Low-lime and high-lime
fly ashes
used up to the range of 30-50% can
lead to reductions in permeability, especially when the concretes are correctly
cured (Nagataki and Ujike, 1986; Dhir and Byars, 1993a; Naik et al., 1994;
Khan and Lynsdale, 2002).
For
metakaolin
(MK), Bonakdar et al. (2005) showed a continuous decrease
of permeability (-70%) with up to 15% MK. This trend was confirmed by
Shekarchi et al. (2010), who found similar results. Badogiannis and Tsivilis
(2009) and San Nicolas (2011) found an optimum at 10 and 20% respectively.
These differences in the quantity of metakaolin to be used may be related
to the characteristics of the product (e.g. purity and fineness).
Silica fume
is a very active pozzolan which rarely provokes an increase
in permeability. The use of 5 to 10% SF is usually sufficient to divide the
permeability by a factor of 1.5 (Bonakdar et al., 2005; Shekarchi et al., 2010)

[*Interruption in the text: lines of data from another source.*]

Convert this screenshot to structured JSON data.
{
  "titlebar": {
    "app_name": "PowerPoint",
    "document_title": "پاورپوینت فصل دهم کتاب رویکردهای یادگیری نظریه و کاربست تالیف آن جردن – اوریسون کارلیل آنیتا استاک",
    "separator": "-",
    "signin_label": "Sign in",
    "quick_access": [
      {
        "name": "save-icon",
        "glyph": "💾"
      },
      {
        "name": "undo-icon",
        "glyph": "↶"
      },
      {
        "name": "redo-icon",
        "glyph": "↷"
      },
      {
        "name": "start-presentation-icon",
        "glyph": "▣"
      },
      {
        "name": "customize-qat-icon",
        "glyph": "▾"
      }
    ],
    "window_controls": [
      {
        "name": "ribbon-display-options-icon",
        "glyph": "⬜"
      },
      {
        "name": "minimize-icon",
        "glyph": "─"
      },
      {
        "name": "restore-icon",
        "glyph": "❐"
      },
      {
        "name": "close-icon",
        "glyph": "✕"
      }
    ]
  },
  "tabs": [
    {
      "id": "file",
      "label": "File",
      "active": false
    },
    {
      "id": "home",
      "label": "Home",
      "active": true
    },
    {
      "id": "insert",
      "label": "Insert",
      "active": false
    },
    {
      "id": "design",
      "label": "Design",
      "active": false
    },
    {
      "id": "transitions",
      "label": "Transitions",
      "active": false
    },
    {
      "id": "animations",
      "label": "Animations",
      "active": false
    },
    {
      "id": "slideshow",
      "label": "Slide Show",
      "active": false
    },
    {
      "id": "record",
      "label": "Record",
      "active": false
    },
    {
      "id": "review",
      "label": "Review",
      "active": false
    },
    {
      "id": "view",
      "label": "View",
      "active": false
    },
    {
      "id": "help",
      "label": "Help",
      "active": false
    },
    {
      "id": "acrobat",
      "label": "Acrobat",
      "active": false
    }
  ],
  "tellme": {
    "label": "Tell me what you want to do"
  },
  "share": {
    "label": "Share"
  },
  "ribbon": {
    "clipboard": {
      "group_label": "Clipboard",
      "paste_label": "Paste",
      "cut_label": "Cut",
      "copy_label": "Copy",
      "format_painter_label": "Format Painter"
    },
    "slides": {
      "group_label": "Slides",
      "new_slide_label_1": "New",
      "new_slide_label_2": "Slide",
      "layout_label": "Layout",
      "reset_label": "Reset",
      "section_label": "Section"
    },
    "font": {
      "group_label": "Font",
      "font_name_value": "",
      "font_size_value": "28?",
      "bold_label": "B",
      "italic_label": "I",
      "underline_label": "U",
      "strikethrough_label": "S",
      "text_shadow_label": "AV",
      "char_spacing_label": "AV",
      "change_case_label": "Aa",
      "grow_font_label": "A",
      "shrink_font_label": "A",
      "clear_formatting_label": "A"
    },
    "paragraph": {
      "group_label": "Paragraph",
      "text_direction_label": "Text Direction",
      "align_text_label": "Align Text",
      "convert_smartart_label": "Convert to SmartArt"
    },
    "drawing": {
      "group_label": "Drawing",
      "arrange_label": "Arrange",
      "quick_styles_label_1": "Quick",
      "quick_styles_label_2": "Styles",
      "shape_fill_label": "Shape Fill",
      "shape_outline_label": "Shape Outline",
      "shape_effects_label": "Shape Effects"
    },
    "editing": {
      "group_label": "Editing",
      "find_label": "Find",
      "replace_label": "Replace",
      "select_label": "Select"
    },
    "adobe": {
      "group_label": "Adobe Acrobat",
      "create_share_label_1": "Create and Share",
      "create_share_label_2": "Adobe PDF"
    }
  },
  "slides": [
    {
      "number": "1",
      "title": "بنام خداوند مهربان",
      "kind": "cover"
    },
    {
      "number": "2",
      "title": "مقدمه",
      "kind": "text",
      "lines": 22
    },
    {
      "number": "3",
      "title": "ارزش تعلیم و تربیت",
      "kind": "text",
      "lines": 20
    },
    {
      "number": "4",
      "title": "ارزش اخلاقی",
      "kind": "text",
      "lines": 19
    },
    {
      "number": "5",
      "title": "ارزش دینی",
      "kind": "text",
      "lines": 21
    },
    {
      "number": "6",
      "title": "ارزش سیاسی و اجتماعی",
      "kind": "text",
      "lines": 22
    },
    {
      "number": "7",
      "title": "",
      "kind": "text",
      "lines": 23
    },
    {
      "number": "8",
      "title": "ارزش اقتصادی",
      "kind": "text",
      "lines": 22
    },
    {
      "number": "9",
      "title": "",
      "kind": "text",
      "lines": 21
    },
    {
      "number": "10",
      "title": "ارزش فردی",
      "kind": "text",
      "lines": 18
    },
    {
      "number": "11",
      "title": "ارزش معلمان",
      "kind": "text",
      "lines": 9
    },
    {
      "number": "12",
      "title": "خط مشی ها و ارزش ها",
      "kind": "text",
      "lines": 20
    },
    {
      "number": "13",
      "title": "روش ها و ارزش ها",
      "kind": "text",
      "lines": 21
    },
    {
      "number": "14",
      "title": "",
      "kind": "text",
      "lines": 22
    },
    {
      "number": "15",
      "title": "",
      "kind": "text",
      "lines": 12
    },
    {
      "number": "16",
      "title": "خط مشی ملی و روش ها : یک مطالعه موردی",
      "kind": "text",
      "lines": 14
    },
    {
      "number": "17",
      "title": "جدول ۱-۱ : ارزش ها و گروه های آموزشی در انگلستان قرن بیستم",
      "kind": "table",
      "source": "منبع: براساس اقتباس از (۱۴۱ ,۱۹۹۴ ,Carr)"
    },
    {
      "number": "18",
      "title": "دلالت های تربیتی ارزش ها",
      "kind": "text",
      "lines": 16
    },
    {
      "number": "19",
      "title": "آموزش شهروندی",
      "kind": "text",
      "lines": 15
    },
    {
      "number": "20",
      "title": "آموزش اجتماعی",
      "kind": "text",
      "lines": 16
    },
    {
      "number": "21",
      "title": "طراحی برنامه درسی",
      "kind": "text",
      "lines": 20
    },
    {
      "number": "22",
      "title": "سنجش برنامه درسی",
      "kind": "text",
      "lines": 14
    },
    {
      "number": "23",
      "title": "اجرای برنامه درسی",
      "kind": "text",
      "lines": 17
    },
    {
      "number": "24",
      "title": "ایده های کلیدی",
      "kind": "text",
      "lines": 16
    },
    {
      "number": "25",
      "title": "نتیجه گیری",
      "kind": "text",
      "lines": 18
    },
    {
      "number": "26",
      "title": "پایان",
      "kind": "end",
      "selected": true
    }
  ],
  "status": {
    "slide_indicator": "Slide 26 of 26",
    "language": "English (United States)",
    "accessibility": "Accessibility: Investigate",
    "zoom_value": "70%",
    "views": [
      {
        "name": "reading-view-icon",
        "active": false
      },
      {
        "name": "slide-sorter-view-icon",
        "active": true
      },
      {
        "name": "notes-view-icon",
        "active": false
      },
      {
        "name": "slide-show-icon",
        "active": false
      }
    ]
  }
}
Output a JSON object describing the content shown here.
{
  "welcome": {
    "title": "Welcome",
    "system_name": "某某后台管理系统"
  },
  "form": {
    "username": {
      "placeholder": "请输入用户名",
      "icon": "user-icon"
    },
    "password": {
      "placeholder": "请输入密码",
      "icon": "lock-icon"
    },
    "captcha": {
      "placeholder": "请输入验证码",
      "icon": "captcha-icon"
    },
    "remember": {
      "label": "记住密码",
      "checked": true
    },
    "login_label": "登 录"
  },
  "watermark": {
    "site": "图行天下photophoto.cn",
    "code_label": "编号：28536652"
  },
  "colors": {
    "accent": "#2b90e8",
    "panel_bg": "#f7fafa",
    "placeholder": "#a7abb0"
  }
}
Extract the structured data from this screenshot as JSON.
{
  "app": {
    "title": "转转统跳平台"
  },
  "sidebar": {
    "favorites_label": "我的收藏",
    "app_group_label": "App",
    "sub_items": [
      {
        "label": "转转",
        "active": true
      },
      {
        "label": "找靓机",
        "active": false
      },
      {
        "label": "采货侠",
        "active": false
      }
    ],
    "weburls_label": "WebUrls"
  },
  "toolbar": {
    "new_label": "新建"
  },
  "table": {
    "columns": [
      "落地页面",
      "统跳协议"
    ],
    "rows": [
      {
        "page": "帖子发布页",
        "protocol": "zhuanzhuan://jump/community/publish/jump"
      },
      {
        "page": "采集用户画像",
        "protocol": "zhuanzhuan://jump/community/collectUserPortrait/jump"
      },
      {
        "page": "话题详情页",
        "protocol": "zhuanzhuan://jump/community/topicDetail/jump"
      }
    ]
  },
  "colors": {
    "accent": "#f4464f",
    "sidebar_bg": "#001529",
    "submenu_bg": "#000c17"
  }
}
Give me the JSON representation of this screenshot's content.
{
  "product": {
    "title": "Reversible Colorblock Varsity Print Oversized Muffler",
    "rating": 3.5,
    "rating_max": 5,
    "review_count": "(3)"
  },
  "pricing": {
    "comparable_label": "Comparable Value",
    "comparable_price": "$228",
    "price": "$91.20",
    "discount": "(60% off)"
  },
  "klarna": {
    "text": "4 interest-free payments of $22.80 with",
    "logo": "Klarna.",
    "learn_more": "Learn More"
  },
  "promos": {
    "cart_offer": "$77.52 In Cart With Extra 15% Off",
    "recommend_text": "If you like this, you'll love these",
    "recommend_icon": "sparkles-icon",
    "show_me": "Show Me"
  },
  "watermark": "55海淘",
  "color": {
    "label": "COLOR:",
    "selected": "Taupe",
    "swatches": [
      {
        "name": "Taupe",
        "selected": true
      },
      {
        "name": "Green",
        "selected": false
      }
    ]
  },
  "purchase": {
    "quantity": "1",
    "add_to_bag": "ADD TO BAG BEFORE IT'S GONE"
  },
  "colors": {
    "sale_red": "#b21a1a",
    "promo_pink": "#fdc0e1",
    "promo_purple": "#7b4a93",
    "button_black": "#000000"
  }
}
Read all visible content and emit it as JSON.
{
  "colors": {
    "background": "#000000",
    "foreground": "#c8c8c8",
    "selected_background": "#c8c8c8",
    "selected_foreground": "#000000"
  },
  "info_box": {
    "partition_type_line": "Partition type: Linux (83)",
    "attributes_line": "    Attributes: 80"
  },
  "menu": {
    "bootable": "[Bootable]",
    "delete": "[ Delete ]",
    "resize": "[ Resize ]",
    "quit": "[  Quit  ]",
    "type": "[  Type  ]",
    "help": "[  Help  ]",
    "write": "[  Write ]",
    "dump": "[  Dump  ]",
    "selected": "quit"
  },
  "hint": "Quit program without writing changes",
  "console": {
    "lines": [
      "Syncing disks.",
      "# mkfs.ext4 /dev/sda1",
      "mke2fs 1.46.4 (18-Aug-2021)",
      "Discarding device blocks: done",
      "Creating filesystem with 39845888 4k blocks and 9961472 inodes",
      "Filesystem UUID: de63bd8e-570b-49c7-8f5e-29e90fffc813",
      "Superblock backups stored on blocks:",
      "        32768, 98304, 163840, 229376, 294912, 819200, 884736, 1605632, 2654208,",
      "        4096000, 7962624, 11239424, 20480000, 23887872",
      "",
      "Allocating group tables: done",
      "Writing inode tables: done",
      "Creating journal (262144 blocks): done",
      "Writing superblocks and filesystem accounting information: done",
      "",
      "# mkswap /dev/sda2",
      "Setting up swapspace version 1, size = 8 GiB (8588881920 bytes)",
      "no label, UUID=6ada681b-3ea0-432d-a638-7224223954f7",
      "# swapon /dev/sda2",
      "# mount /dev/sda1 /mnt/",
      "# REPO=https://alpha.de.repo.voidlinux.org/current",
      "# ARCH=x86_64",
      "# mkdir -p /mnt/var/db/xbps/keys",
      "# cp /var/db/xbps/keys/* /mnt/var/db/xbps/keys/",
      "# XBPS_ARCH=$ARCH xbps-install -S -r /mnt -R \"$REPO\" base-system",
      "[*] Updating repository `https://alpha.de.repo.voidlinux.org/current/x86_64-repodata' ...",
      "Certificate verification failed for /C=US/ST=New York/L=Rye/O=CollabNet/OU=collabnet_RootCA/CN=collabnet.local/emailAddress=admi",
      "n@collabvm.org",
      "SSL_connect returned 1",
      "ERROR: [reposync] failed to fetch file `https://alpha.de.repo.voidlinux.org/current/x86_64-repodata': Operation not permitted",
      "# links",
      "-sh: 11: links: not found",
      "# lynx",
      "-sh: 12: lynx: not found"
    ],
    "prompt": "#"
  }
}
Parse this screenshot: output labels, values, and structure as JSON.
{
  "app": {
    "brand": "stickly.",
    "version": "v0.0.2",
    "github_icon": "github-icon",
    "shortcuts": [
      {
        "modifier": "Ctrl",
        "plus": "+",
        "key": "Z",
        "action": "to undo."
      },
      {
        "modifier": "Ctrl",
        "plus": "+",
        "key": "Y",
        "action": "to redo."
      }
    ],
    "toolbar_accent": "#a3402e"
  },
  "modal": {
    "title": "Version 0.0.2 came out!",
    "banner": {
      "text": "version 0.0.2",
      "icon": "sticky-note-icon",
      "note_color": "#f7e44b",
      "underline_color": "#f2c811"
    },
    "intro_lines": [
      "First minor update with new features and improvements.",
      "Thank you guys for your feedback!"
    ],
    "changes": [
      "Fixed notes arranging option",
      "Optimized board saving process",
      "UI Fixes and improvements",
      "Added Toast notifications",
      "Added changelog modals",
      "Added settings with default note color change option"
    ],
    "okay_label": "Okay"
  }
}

or 3 (Nagataki and Ujike, 1986; Batrakov et al., 1992; Zadeh et al., 1998;
Khan and Lynsdale, 2002). Larger replacement rates (17 to 30%), although
they are not easy to achieve in practice, can lead to even larger reductions
(Nagataki and Ujike, 1986; Batrakov et al., 1992). It has also been reported
that silica fume concretes are less dependent on the curing time in water
(Nagataki and Ujike, 1986).